On Saturday, Clinton toured Expo 2010 Shanghai that, much like the 2008 Summer Olympics, is viewed as part of China's coming-out party as a global player.
China has pumped up to $58 billion into the local economy preparing for the fair. It expects 70 million visitors during the fair's run from May 1 to October 31. A total of 189 countries were participating, Expo organizers said.
"The Expo represents an extraordinary opportunity to strengthen the cultural and commercial ties between the U.S. and China," Clinton said. "And from what I saw yesterday, it's clear that our pavilion is already delivering results for the American people, American companies and the U.S.-China relationship."
Clinton is leading a delegation of more than 200 officials from the Obama administration to China for the Strategic and Economic Dialogue.

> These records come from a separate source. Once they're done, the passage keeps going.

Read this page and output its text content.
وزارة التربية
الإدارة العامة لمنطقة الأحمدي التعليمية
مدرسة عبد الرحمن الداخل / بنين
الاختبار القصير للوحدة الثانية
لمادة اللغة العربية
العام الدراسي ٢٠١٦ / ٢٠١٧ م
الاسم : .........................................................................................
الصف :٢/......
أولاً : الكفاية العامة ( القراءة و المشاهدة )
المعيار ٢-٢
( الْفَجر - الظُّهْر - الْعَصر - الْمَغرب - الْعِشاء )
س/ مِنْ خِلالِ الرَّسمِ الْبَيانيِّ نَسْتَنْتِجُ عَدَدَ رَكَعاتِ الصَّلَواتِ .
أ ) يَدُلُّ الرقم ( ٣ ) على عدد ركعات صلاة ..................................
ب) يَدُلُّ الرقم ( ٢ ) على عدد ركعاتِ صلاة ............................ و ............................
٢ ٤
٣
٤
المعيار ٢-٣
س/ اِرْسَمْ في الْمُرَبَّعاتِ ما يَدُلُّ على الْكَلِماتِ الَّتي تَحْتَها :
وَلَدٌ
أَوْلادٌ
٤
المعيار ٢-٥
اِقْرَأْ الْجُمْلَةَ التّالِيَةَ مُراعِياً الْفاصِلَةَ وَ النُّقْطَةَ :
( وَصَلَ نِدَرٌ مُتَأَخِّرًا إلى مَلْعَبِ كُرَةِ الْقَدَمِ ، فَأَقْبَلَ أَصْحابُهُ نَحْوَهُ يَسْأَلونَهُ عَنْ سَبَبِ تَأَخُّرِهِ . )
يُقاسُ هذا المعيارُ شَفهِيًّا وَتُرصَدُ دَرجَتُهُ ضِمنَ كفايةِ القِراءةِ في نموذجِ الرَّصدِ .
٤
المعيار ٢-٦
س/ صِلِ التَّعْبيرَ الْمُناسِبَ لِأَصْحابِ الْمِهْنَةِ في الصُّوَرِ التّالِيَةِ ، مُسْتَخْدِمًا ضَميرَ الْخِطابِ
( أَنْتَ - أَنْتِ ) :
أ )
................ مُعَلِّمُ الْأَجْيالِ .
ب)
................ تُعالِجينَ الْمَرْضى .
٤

The talks begin Monday.
Assistant Secretary for East Asia Kurt Campbell called it one of the largest groups of Cabinet and sub-Cabinet officials from the United States ever to visit China.
The group includes "virtually all elements of the U.S. government," Campbell said.
Practically every agency of the U.S. government is represented, including administration heavyweights such as Treasury Secretary Timothy Geithner, Health and Human Services Secretary Kathleen Sebelius, U.S. Trade Representative Ron Kirk, USAID Administrator Rajiv Shah, Federal Reserve Chairman Ben Bernanke and Christina Romer, chairwoman of the president's Council of Economic Advisers.
Key players from the Pentagon and U.S. Pacific Command will also be there.
"In the coming days, officials at the highest levels of our administration will discuss issues of economic balance and competition with our Chinese counterparts at the Strategic and Economic Dialogue in Beijing," Clinton said.
"President Obama has made this a priority and it is part of our broader efforts to build a more balanced global economy that will be less susceptible to crisis and contagion and will lead to prosperity that reaches further and deeper."
The meeting is a follow-up to the first Strategic and Economic Dialogue established by President Obama and Chinese President Hu Jintao in April 2009 in Washington, where the Chinese delegation was just as large.
But this year, the U.S. faces a stronger China, whose political and economic stature has grown in the wake of the global economic crisis.
There is no shortage of issues for Clinton to talk about on the "strategic" front with her Chinese hosts, whose delegation is led by Vice Premier Wang Qishan and State Counselor Dai Bingguo.
The U.S. hopes that China will support a U.N. Security Council resolution imposing tough sanctions against Iran and work harder to rein in North Korea after a South Korean investigation found that a North Korean torpedo sank one of its warships.
The U.S. is also concerned about China's censorship of the Internet.
The situation in Afghanistan will also be high on the agenda, as China is a major donor there.
The Chinese have plenty of their own complaints, including Obama's recent meeting with the Dalai Lama and U.S. arms sales to Taiwan, which infuriated Beijing to the point of threatening sanctions against U.S. companies taking part in the arms package.
The "economic" part of the dialogue, however, is even thornier.
The U.S. wants China to provide more access to its markets for American exports and allow its currency, the yuan, to appreciate.
With the economic crisis in Greece spreading to other countries in Europe and sinking the euro, China is likely to argue that now is not the time.
CNN's Elise Labott contributed to this report.